Gaunt, Alan

Author

b Manchester 1935. Silcoates Sch, Lancashire Independent Coll, and Manchester Univ. He was ordained to the Congregational ministry 1958, later the United Reformed Church; his 42 years of pastoral ministry began at Clitheroe, Lancs, continued in Sunderland, Heswall and Manchester, and concluded at Windermere. He retired to Little Neston on the Wirral, Cheshire, in 2000, where he continues to serve in local churches. He compiled New Prayers for Worship, started in loose-leaf in 1972, and a 2-year cycle Prayers for the Christian Year. His hymnwriting began in 1962 and he shared in the ground-breaking groups meeting in Dunblane in the mid-1960s. Around that time Erik Routley urged him to ‘cultivate a ruthless precision in the use of words’; a phrase which, says AG, ‘has stayed with me and influenced all my writing…and all my preaching, ever since.’ Following a home made collection of 46 Hymn Texts and Translations in 1988, his main work is published in The Hymn texts of Alan Gaunt, 1991; Always from Joy, 1997 (the year he received an Hon MA from Manchester Univ for his work as hymnwriter and translator); and Delight that Never Dies, 2003. A volume of his poems, The Space Between, appeared in 2009.

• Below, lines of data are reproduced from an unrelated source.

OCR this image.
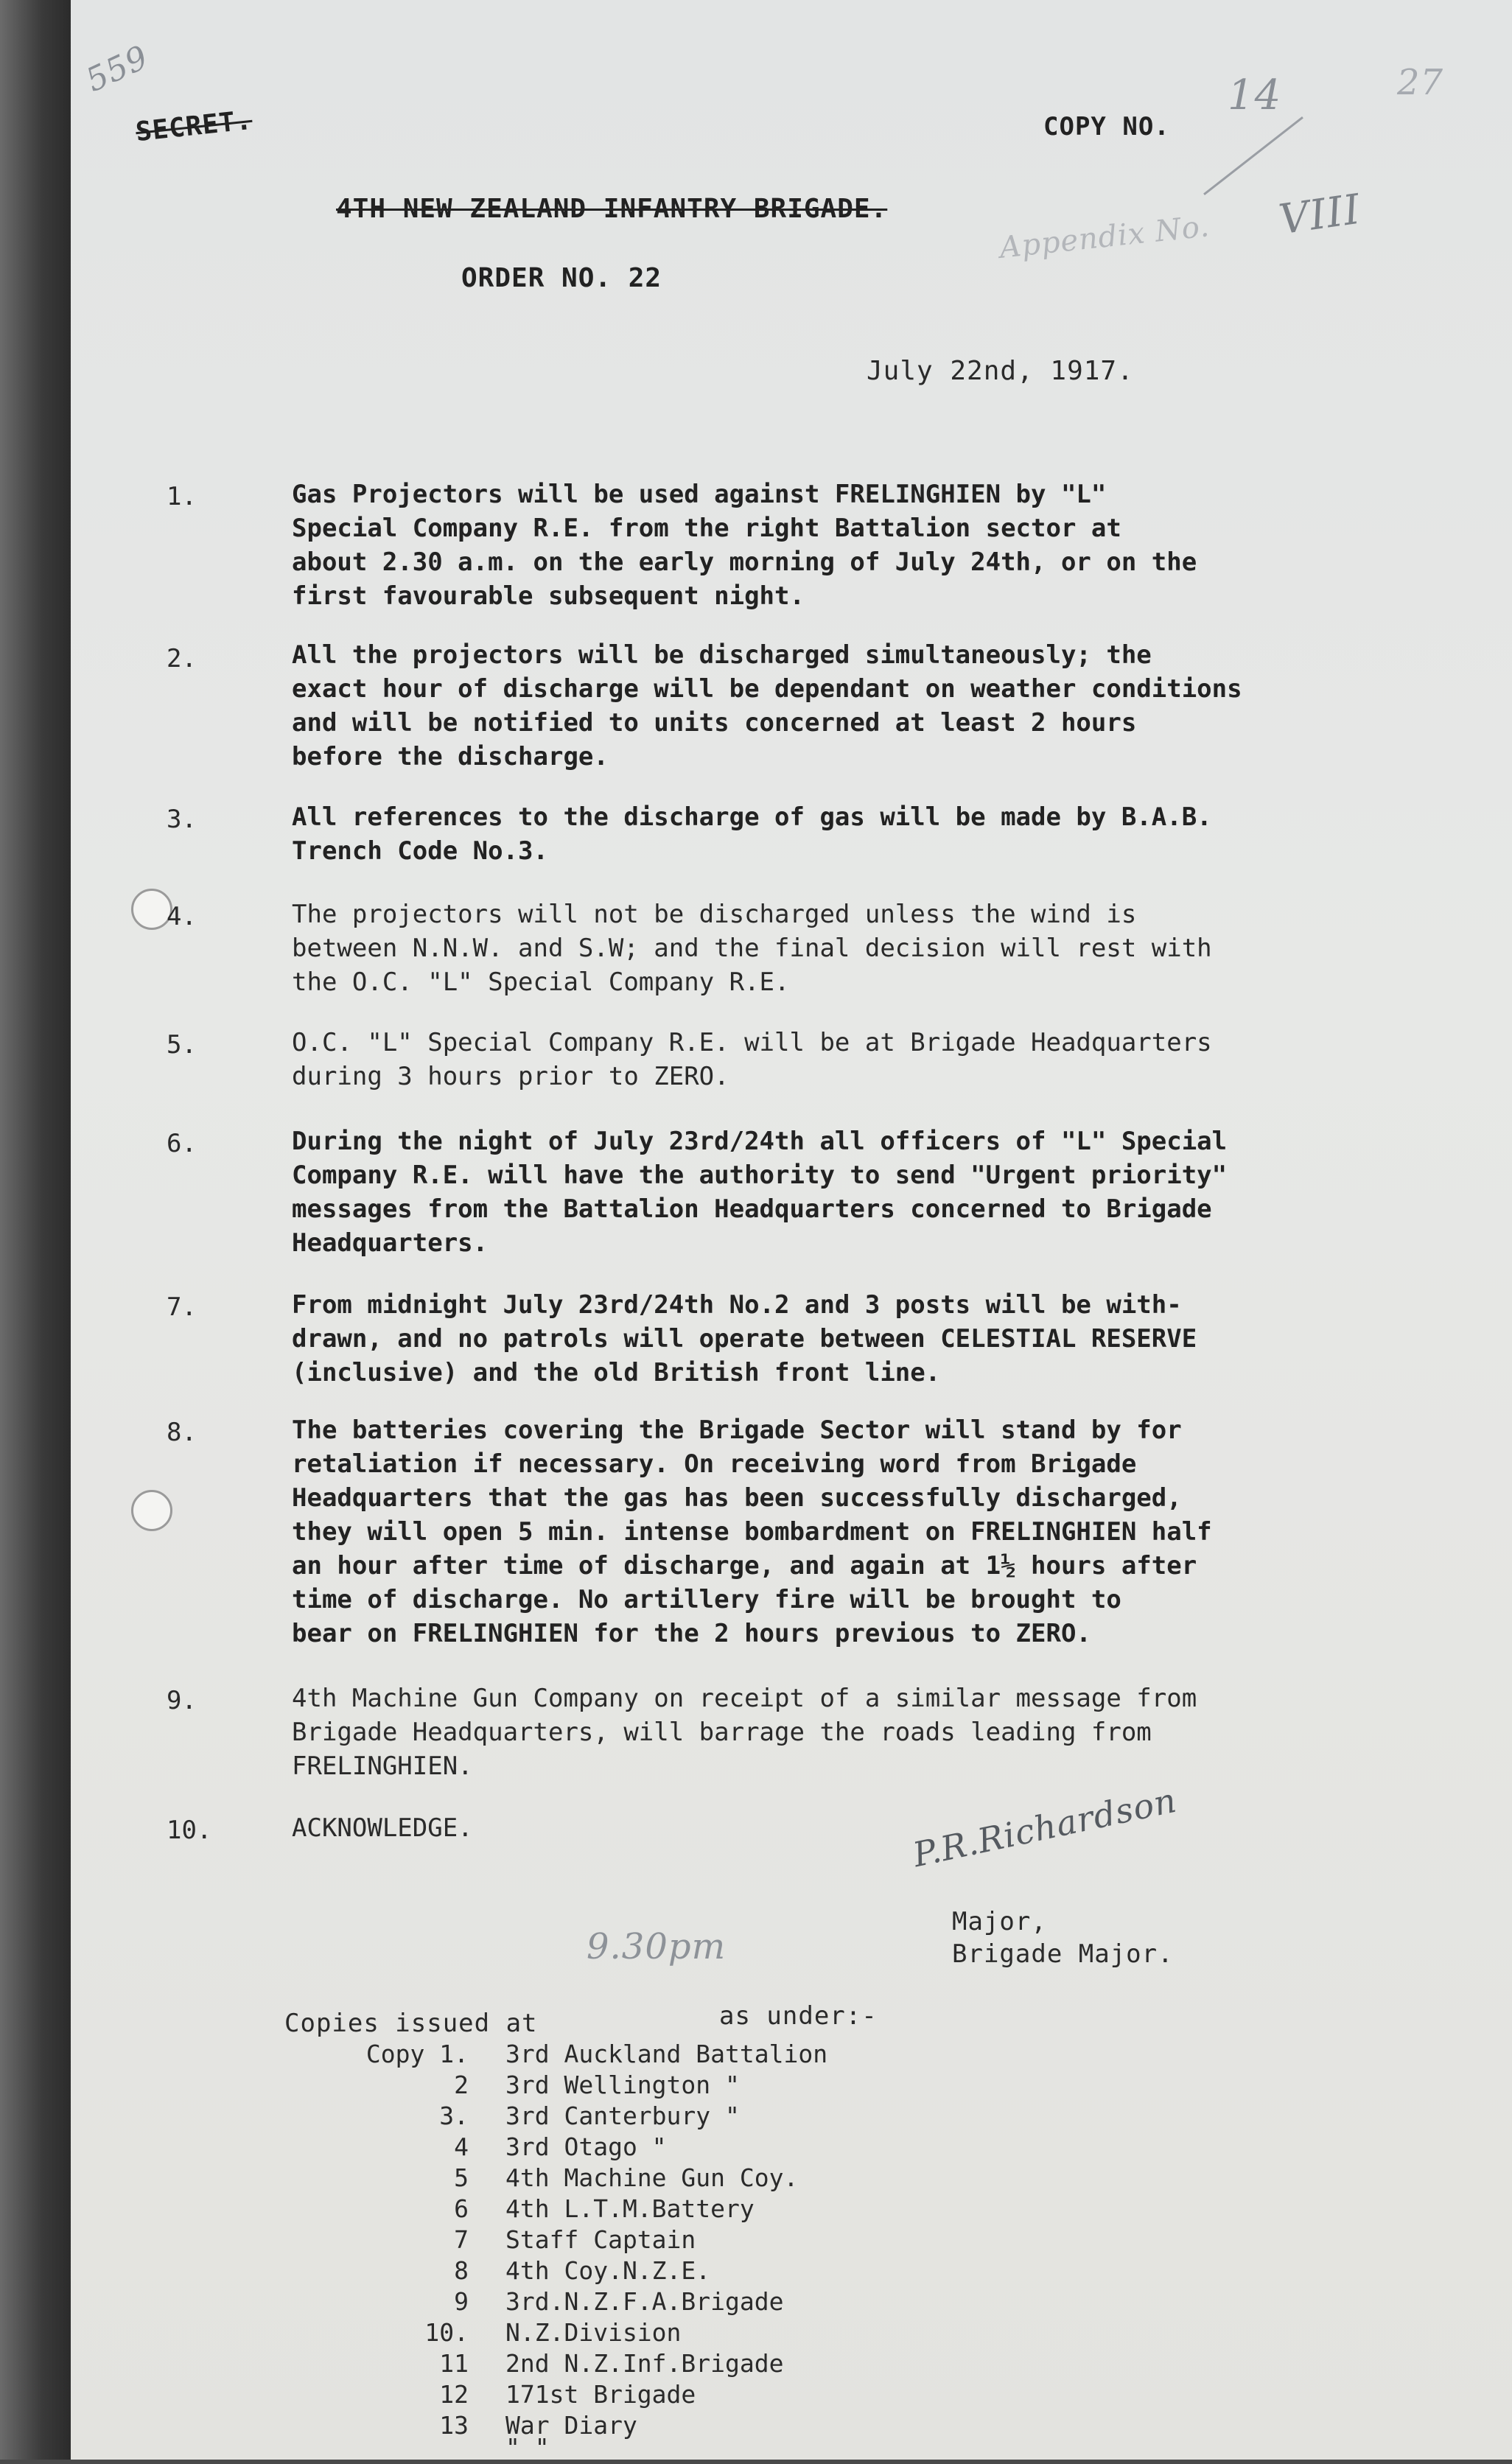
559
SECRET.	COPY NO.
14	27
Appendix No. VIII
4TH NEW ZEALAND INFANTRY BRIGADE.
ORDER NO. 22
July 22nd, 1917.
1.	Gas Projectors will be used against FRELINGHIEN by "L"
Special Company R.E. from the right Battalion sector at
about 2.30 a.m. on the early morning of July 24th, or on the
first favourable subsequent night.
2.	All the projectors will be discharged simultaneously; the
exact hour of discharge will be dependant on weather conditions
and will be notified to units concerned at least 2 hours
before the discharge.
3.	All references to the discharge of gas will be made by B.A.B.
Trench Code No.3.
4.	The projectors will not be discharged unless the wind is
between N.N.W. and S.W; and the final decision will rest with
the O.C. "L" Special Company R.E.
5.	O.C. "L" Special Company R.E. will be at Brigade Headquarters
during 3 hours prior to ZERO.
6.	During the night of July 23rd/24th all officers of "L" Special
Company R.E. will have the authority to send "Urgent priority"
messages from the Battalion Headquarters concerned to Brigade
Headquarters.
7.	From midnight July 23rd/24th No.2 and 3 posts will be with-
drawn, and no patrols will operate between CELESTIAL RESERVE
(inclusive) and the old British front line.
8.	The batteries covering the Brigade Sector will stand by for
retaliation if necessary. On receiving word from Brigade
Headquarters that the gas has been successfully discharged,
they will open 5 min. intense bombardment on FRELINGHIEN half
an hour after time of discharge, and again at 1½ hours after
time of discharge. No artillery fire will be brought to
bear on FRELINGHIEN for the 2 hours previous to ZERO.
9.	4th Machine Gun Company on receipt of a similar message from
Brigade Headquarters, will barrage the roads leading from
FRELINGHIEN.
10.	ACKNOWLEDGE.	P.R.Richardson
Major,
Brigade Major.
9.30pm
Copies issued at	as under:-
Copy 1. 3rd Auckland Battalion
2 3rd Wellington "
3. 3rd Canterbury "
4 3rd Otago "
5 4th Machine Gun Coy.
6 4th L.T.M.Battery
7 Staff Captain
8 4th Coy.N.Z.E.
9 3rd.N.Z.F.A.Brigade
10. N.Z.Division
11 2nd N.Z.Inf.Brigade
12 171st Brigade
13 War Diary
" "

Translations include versions of Gk, Lat, German, French and Scandinavian hymns, and notably from the Welsh of Ann Griffiths. Rejoice and Sing (1991) has 18 of his texts; Common Praise 2000) has 4 and Sing Praise (2010) 8, while the Canadian Common Praise (1998) has 10. He has composed and published tunes for some of them. He writes, ‘A friend pointed out to me that most of my hymn texts ended with praise; this is how it ought to be…How can we ever see victory in the resurrection of Christ, unless we believe that the real victory of God is in the stark tragedy of the cross? Gethsemane is the true source of Christian joy! Calvary is where praise begins!’ An active member of and occasional speaker to the Hymn Soc for many years, he was its Executive President from 2002 to 2008; in HSB 249 (Oct 2006) he looked back over the society’s history ‘Seventy Years On’. In Come Celebrate (2009) his self-selected share of less-known texts is 15. Writing in the 2005 edn of A Panorama of Christian Hymnody, which includes 7 of his original texts and 2 translations, Paul A Richardson speaks of ‘the tender intimacy of his finest work’. Nos.393, 831, 946.